Organisasi HAM Arab di Inggris mengatakan bahwa kota al Quds dan masjid al Aqsha sedang terpapar aksi yahudisasi sistematis di tengah-tengah sikap diam masyarakat internasional dan depan mata dan telinga seluruh kemanusiaan.

Organisasi HAM yang berkantor di London ini menyatakan, “Otoritas penjajah Zionis menghancurkan rumah-rumah dan mengusir penduduknya tanpa memperhatian semua piagam dan hukum internasional. Otoritas penjajah Zionis juga memperluas pembangunan permukiman-permukiman Yahudi di al Quds dan mendatangkan lebih banyak lagi pemukim pendatang Yahudi untuk memenuhi kota al Quds dengan Yahudi.”
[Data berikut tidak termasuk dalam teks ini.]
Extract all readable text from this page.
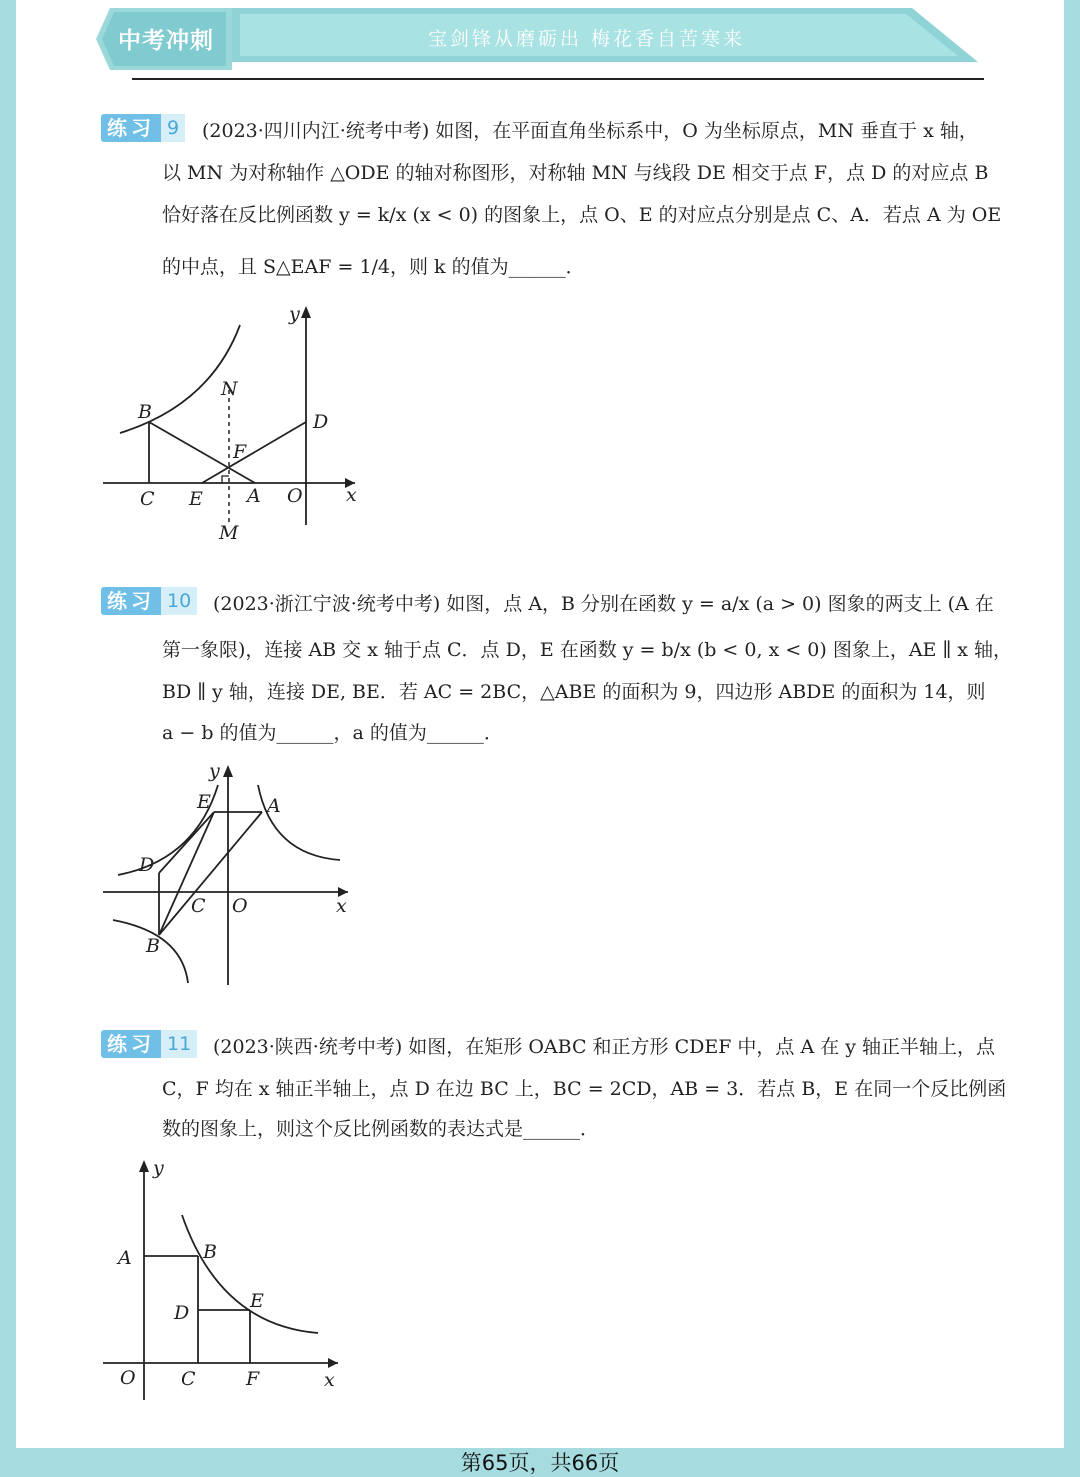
中考冲刺	宝剑锋从磨砺出 梅花香自苦寒来
练习 9	(2023·四川内江·统考中考) 如图，在平面直角坐标系中，O 为坐标原点，MN 垂直于 x 轴，
以 MN 为对称轴作 △ODE 的轴对称图形，对称轴 MN 与线段 DE 相交于点 F，点 D 的对应点 B
恰好落在反比例函数 y = k/x (x < 0) 的图象上，点 O、E 的对应点分别是点 C、A．若点 A 为 OE
的中点，且 S△EAF = 1/4，则 k 的值为______．
y
x
N
B	D
F
C E A O
M
练习 10	(2023·浙江宁波·统考中考) 如图，点 A，B 分别在函数 y = a/x (a > 0) 图象的两支上 (A 在
第一象限)，连接 AB 交 x 轴于点 C．点 D，E 在函数 y = b/x (b < 0, x < 0) 图象上，AE ∥ x 轴，
BD ∥ y 轴，连接 DE, BE．若 AC = 2BC，△ABE 的面积为 9，四边形 ABDE 的面积为 14，则
a − b 的值为______，a 的值为______．
y
x
E	A
D
C O
B
练习 11	(2023·陕西·统考中考) 如图，在矩形 OABC 和正方形 CDEF 中，点 A 在 y 轴正半轴上，点
C，F 均在 x 轴正半轴上，点 D 在边 BC 上，BC = 2CD，AB = 3．若点 B，E 在同一个反比例函
数的图象上，则这个反比例函数的表达式是______．
y
x
A	B
D
E
O C	F
第65页，共66页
Sebagian bagian dari rangkaian yahudisasi dan perluasan dalam rencana pembangunan kuil, pemerintah kota Zionis aktif melakukan penggalian di bawah masjid al Aqsha yang telah mengakibatkan terjadinya longsong di berbagai tempat. Otoritas penjajah Zionis juga membangun sinagog-sinagog Yahudi mengelilingi masjid al Aqsha dari semua sisi. Ada rencana untuk membangun sebuah sianagog di area masjid al Aqsha di gerbang mushalat Marwani di sisi tenggara dari masjid al aqsha.

Dalam rangka untuk memprovokasi pembangunan kuol dan program menghubungkan semangat Yahudi di lokasi, otoritas penjajah Zionis mengorganisir kunjungan-kunjungan provokatif yang melibatkan berbagai kalangan Zionis secara terorganisir dengan mendapatkan penjagaan pasukan Zionis untuk mengadakan ibadah, guna memprovokasi perasaan Arab dan kaum muslmin serta merupakan penodaan sistemtis terhadap lokasi tersebut. Bertepatan dengan perayaan tahun baru ibrahi, kalangan Zionis bertekad untuk menyerbu masjid al Aqsha.
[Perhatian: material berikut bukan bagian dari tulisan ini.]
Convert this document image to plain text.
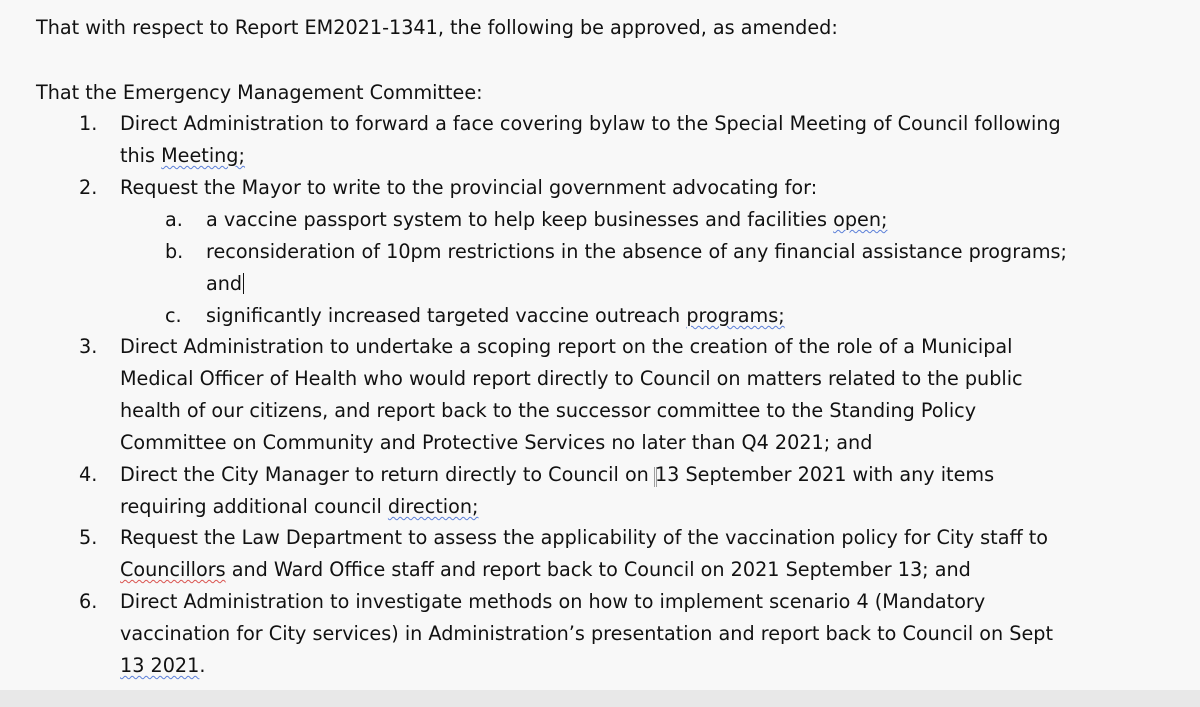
That with respect to Report EM2021-1341, the following be approved, as amended:
That the Emergency Management Committee:
1. Direct Administration to forward a face covering bylaw to the Special Meeting of Council following
this Meeting;
2. Request the Mayor to write to the provincial government advocating for:
a. a vaccine passport system to help keep businesses and facilities open;
b. reconsideration of 10pm restrictions in the absence of any financial assistance programs;
and
c. significantly increased targeted vaccine outreach programs;
3. Direct Administration to undertake a scoping report on the creation of the role of a Municipal
Medical Officer of Health who would report directly to Council on matters related to the public
health of our citizens, and report back to the successor committee to the Standing Policy
Committee on Community and Protective Services no later than Q4 2021; and
4. Direct the City Manager to return directly to Council on 13 September 2021 with any items
requiring additional council direction;
5. Request the Law Department to assess the applicability of the vaccination policy for City staff to
Councillors and Ward Office staff and report back to Council on 2021 September 13; and
6. Direct Administration to investigate methods on how to implement scenario 4 (Mandatory
vaccination for City services) in Administration’s presentation and report back to Council on Sept
13 2021.
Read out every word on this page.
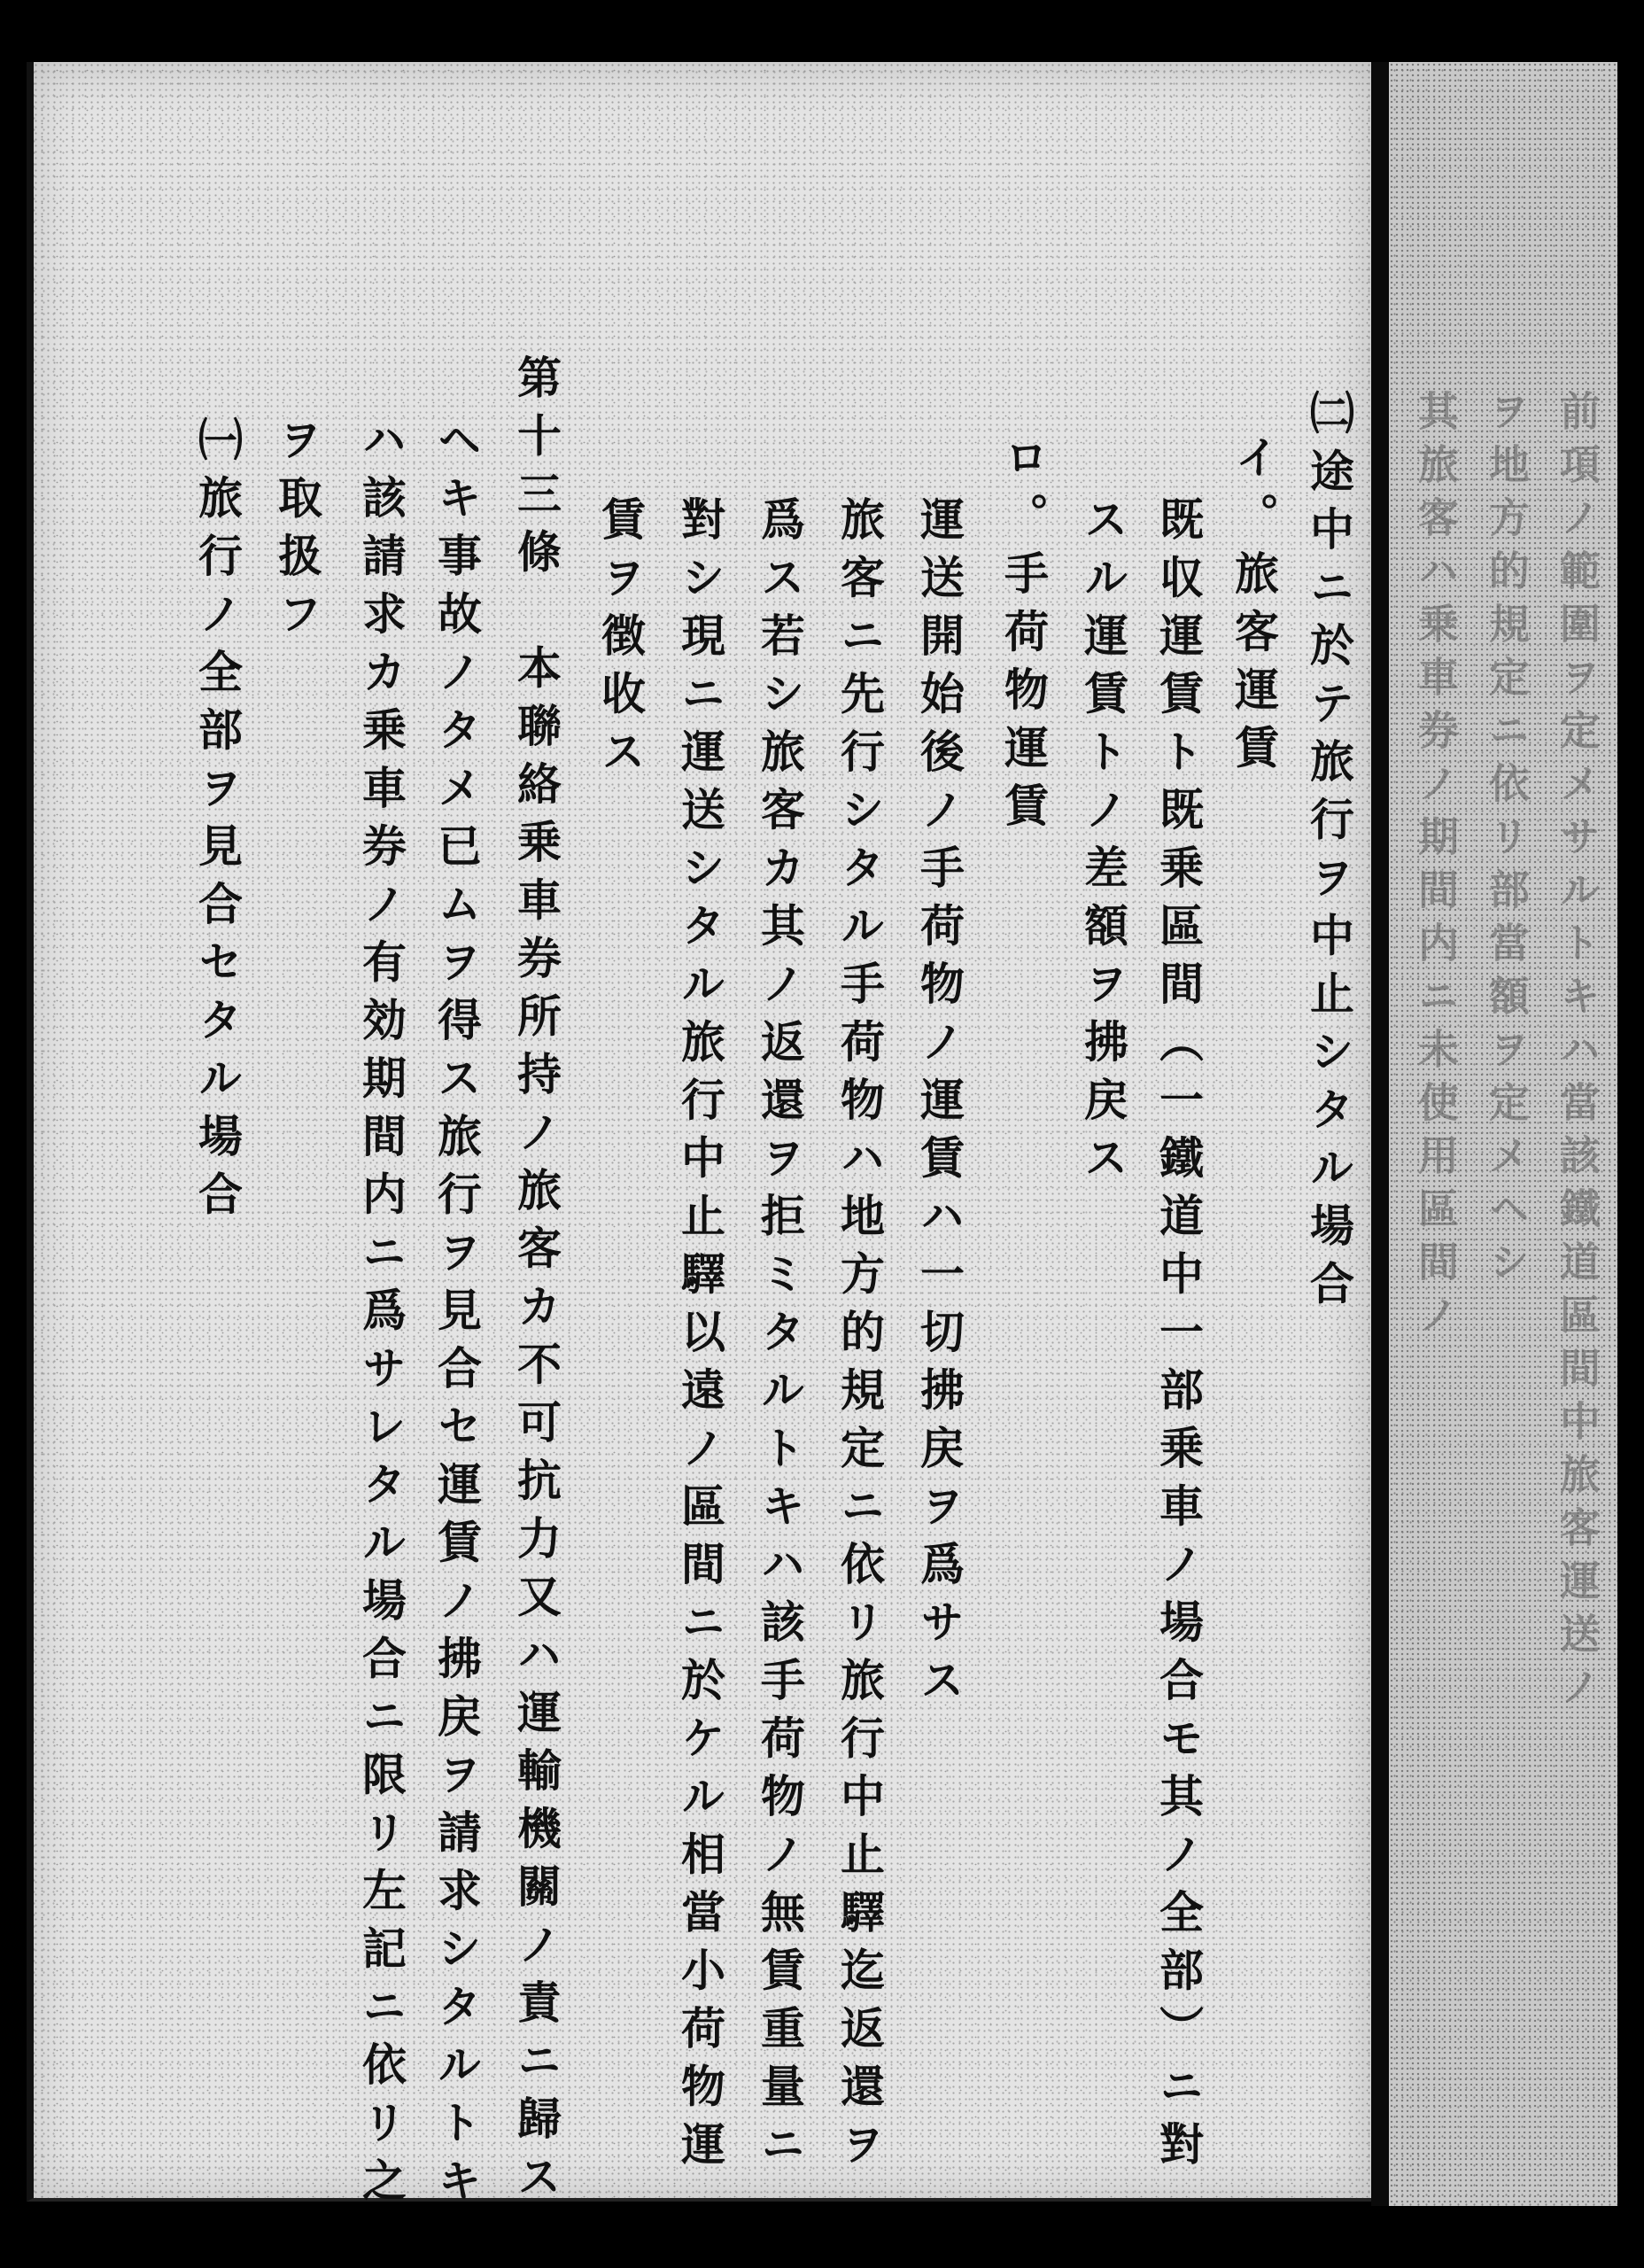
前項ノ範圍ヲ定メサルトキハ當該鐵道區間中旅客運送ノ
ヲ地方的規定ニ依リ部當額ヲ定メヘシ
其旅客ハ乗車券ノ期間内ニ未使用區間ノ
㈡途中ニ於テ旅行ヲ中止シタル場合
イ。旅客運賃
既収運賃ト既乗區間（一鐵道中一部乗車ノ場合モ其ノ全部）ニ對
スル運賃トノ差額ヲ拂戻ス
ロ。手荷物運賃
運送開始後ノ手荷物ノ運賃ハ一切拂戻ヲ爲サス
旅客ニ先行シタル手荷物ハ地方的規定ニ依リ旅行中止驛迄返還ヲ
爲ス若シ旅客カ其ノ返還ヲ拒ミタルトキハ該手荷物ノ無賃重量ニ
對シ現ニ運送シタル旅行中止驛以遠ノ區間ニ於ケル相當小荷物運
賃ヲ徴收ス
第十三條　本聯絡乗車券所持ノ旅客カ不可抗力又ハ運輸機關ノ責ニ歸ス
ヘキ事故ノタメ已ムヲ得ス旅行ヲ見合セ運賃ノ拂戻ヲ請求シタルトキ
ハ該請求カ乗車券ノ有効期間内ニ爲サレタル場合ニ限リ左記ニ依リ之
ヲ取扱フ
㈠旅行ノ全部ヲ見合セタル場合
Penjajah Zionis telah bersiap untuk mencegah masuknya jamaah shalat ke masjid al Aqsha dan telah mendirikan pos-pos pemeriksaan militer serta memperketat prosedur masuk ke masjid al Aqsha. Terakhir adalah penahanan ketua gerakan Islam Syaikh Raed Shalah, karena peran aktifnya menggalang rakyat Palestina untuk melawan rencana yahudisasi masjid al Aqsha.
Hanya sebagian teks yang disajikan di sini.